Celebrating Our Best KDS Traditions!

If there’s one common aspect to truly great school traditions, it’s that no one is quite sure how they began...

They seem to develop organically—novel ideas tried once, then repeated; new elements added here; different approaches tried there—allowing the activities to become better and more beloved each year.

Martin Luther King, Jr. Day Assembly and MLK Marade

Each January, Kent Denver students, faculty, alumni, families and friends come together to celebrate Martin Luther King, Jr. Day and to march in Denver's Marade.

For the past 20+ years, the entire Kent Denver community has celebrated the legacy of Dr. Martin Luther King, Jr. at special Middle and Upper School assemblies in the week leading up to the MLK Day.

On the MLK holiday, many members of our community meet in Denver's City Park to march for justice at the MLK Marade, the largest celebration of its kind in the nation.

2023 MLK Assembly

2023 MLK Marade

Photos of Students at the Martin Luther King parade in Denver


College Care Packages

To show our most recent graduates how much we appreciate them, KDS sends care packages ahead of their first round of college finals.
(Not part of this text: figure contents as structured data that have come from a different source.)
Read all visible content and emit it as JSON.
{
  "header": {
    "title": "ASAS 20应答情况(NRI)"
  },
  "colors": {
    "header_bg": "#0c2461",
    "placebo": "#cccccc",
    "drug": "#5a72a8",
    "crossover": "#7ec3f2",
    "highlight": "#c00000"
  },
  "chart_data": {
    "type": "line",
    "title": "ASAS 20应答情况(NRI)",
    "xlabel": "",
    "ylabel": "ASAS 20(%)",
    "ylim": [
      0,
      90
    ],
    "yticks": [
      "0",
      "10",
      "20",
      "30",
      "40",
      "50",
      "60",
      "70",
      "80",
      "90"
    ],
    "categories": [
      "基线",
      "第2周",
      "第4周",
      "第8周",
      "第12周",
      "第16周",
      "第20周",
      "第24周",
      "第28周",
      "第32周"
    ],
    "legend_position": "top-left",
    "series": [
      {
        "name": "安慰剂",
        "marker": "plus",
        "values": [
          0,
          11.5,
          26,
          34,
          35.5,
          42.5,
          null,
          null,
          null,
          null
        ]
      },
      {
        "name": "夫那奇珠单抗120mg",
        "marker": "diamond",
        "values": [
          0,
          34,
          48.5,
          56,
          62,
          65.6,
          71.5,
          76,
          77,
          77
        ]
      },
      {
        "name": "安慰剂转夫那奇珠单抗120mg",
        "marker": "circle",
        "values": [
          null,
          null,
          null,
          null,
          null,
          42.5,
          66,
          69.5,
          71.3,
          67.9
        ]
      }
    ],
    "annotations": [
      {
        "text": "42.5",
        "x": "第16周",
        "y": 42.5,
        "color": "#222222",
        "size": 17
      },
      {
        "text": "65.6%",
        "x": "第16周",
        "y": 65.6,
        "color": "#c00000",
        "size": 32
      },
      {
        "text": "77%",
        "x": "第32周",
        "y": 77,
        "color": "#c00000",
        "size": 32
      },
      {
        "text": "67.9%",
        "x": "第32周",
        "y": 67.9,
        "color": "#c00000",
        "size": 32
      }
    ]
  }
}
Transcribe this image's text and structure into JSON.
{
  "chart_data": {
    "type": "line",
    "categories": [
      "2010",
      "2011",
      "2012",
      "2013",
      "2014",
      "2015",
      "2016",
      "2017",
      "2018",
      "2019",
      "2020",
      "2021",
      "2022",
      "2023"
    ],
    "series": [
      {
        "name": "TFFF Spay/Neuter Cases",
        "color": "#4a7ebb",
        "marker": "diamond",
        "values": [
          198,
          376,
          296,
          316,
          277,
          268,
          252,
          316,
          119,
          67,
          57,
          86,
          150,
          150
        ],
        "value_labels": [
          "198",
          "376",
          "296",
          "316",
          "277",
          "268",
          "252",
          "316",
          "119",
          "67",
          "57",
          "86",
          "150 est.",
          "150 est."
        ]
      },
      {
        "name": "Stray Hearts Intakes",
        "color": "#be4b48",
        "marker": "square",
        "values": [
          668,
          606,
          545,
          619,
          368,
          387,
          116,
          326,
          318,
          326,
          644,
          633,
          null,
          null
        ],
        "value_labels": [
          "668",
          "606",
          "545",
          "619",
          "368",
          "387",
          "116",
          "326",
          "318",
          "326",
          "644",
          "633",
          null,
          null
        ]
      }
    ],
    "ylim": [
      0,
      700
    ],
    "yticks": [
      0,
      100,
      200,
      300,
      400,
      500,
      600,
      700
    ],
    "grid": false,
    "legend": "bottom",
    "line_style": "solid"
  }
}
Each graduate will receive one of 119 packages containing freshly baked cookies, tea, mints and personalized notes of encouragement signed by current students, teachers, coaches and administrators.

The tradition of sending care packages to college freshmen was started by Scott Yates more than 30 years ago!

Photos of Students Building Care Packages to Our Recent Graduates


Thanksgiving Service with CHCS

The KDS community plays a significant role in helping Capitol Hill Community Services (CHCS) provide a festive Thanksgiving meal for for homeless men, women and children in downtown Denver.

The week of Thanksgiving, sixth-graders make more than 80 pies and and decorate placemats for the CHCS celebration, and their families donate more than a dozen cooked turkeys. The food and decorations are delivered to CHCS and served by coaches and players from Kent Denver's basketball program.

For the past 30+ years, Kent Denver sixth-graders have volunteered weekly at CHCS's soup kitchen, and the tradition of the basketball team serving Thanksgiving dinner goes back at least 25 years.!

Photos from 6th Grade making Thanksgiving Pies


Homecoming & Spirit Week

Homecoming and Spirit Week give students a chance to show their Sun Devil Spirit!

Student leaders choose costume themes for each day of Spirit Week, which culminates with Homecoming festivities and varsity soccer and football games.

 

Photos of the Homecoming Celebration

 


Opening Day

Each year, seniors dress in costume to greet fellow students on the first day of class.

Upper School Director Eric Chandler isn’t sure when this tradition started, but it’s been a hallmark during his time here at Kent Denver.

 

Photo from Opening Day

As for how seniors select their annual theme, Dr. Chandler says, “Students and their families usually meet with their class dean a few days before Opening Day to discuss options. The deliberation includes generating ideas, debating them and then voting for one.”

Seniors running into the Opening Day assembly

Opening Day festivities let school leaders welcome younger students to campus.

Seniors had just four days to create their costumes in the early years of the tradition. Recent classes have five!

 

At Kent Denver, everyone joins in celebrations. It's part of being in a community that enjoys having fun.

Teacher High-Fiving 6th Graders at our Opening Day Assembly

How do parents feel about Opening Day celebrations? Dave, father of a student in the Class of 2024, shared his thoughts in this letter:

Dear Senior Class and KDS Family,

As a parent of a child entering her first year of Middle School, I began the day with a sense of immense gratitude for the opportunities and open arms awaiting her at KDS. As we drove to school this morning, my daughter was unusually quiet, a silence that, for her, normally accompanies deep and focused reflection. I knew she was excited, but nervous. And she knew she was excited, but nervous. My grandiose and obnoxious speech about her participating in one of the greatest learning institutions in the country, offered during a red light, only wound her up further.

Imagine yourself joining an entirely unfamiliar group of peers—a new tribe—in a new place, without any sense for the larger context. How intimidated you might feel, how vulnerable. How small and unknown, yet racked with the sense that every misstep you might make will be magnified to socially crippling proportions. Imagine that feeling. Now, imagine rounding the corner to find the elders of your new tribe (dressed perfectly for the occasion), waving their arms with joy and cheering you on as though you'd been a part of the group all along. Imagine how relieved, how welcomed, how safe and legitimate and loved you would feel.

This is the feeling that you inspired in my daughter this morning as she rounded the corner to this next phase in her journey. I cannot offer enough sincere thanks for your willingness to show up in this way for the new incoming students.

Someday, as parents, you too might experience this gratitude...it’s glorious!